Differential gene expression analysis
The time-course differential gene expression analyses were conducted between irradiated and control cells (sham-irradiated) using a natural cubic spline regression model with three degrees of freedom as described in splineTimeR R-package [27]. Obtained p-values were adjusted by the Benjamini-Hochberg method for false discovery [28]. Genes with an adjusted p-value (FDR, false discovery rate) lower than 0.05 were considered as differentially expressed and associated with radiation response. For the status quo experiment that compares the derived CAL-33 clones with the parental CAL-33 cell line, genes were considered as differentially expressed when a log2 fold-change was higher than 0.5 and a FDR value lower than 0.05.

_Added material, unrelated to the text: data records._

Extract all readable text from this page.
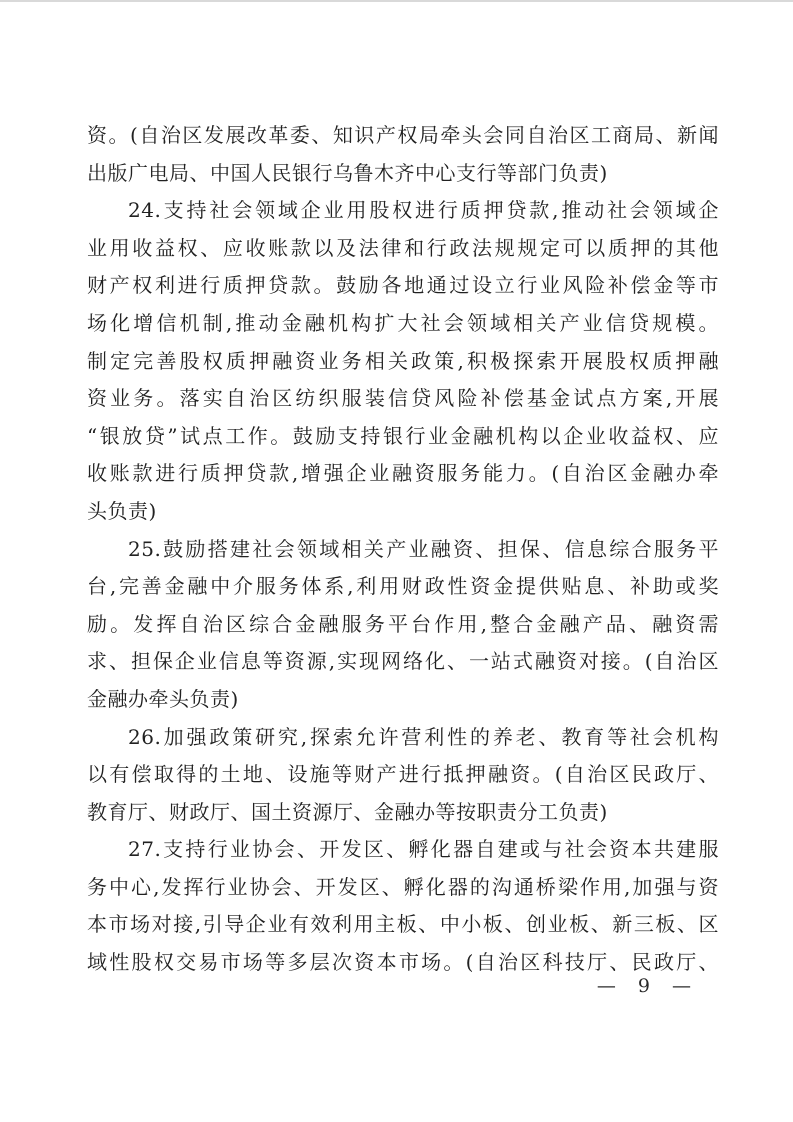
资。(自治区发展改革委、知识产权局牵头会同自治区工商局、新闻
出版广电局、中国人民银行乌鲁木齐中心支行等部门负责)
24.支持社会领域企业用股权进行质押贷款,推动社会领域企
业用收益权、应收账款以及法律和行政法规规定可以质押的其他
财产权利进行质押贷款。鼓励各地通过设立行业风险补偿金等市
场化增信机制,推动金融机构扩大社会领域相关产业信贷规模。
制定完善股权质押融资业务相关政策,积极探索开展股权质押融
资业务。落实自治区纺织服装信贷风险补偿基金试点方案,开展
“银放贷”试点工作。鼓励支持银行业金融机构以企业收益权、应
收账款进行质押贷款,增强企业融资服务能力。(自治区金融办牵
头负责)
25.鼓励搭建社会领域相关产业融资、担保、信息综合服务平
台,完善金融中介服务体系,利用财政性资金提供贴息、补助或奖
励。发挥自治区综合金融服务平台作用,整合金融产品、融资需
求、担保企业信息等资源,实现网络化、一站式融资对接。(自治区
金融办牵头负责)
26.加强政策研究,探索允许营利性的养老、教育等社会机构
以有偿取得的土地、设施等财产进行抵押融资。(自治区民政厅、
教育厅、财政厅、国土资源厅、金融办等按职责分工负责)
27.支持行业协会、开发区、孵化器自建或与社会资本共建服
务中心,发挥行业协会、开发区、孵化器的沟通桥梁作用,加强与资
本市场对接,引导企业有效利用主板、中小板、创业板、新三板、区
域性股权交易市场等多层次资本市场。(自治区科技厅、民政厅、
— 9 —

Identification of early and late responding genes
Temporally differentially expressed genes with fold-change above 2.0 or below 0.5 in any measured time points within the first day after irradiation were considered as early responding genes. Respectively, genes with fold-change above 2.0 or below 0.5 within the second, third or fourth day of irradiation were considered as late responding.
Gene association network reconstruction and identification of important nodes in the reconstructed networks
Temporally differentially expressed genes were subjected to gene association network (GAN) reconstruction using a regularized dynamic partial correlation method [29]. Pairwise relationships between genes over time were inferred based on a dynamic Bayesian network model with shrinkage estimation of covariance matrices as implemented in the GeneNet R-package [30]. Analyses were conducted with a posterior probability of 0.95 for each potential undirected edge. Further, in order to determine the importance of each node in the reconstructed association networks, graph topological analyses based on centrality measures were applied [31]. Three most commonly used centrality measures: degree, shortest path betweenness and closeness describing the importance of gene in a network were combined into one centrality measure [32]. For each gene the three centrality values where ranked and the consensus centrality measure for each node was defined as the mean of the three independent centrality ranks.
Pathway enrichment analysis
The Reactome pathway database was used to conduct the pathway enrichment analysis in order to further investigate the functions of the selected sets of differentially expressed genes [33]. Only pathways containing not more than 600 genes and not less than 20 genes were considered. Thereby, too general and too specific pathways were excluded from the analysis. Statistical significance of enriched pathways was determined by one-sided Fisher’s exact test. The resulting p-values were adjusted for FDR using the Benjamini-Hochberg method.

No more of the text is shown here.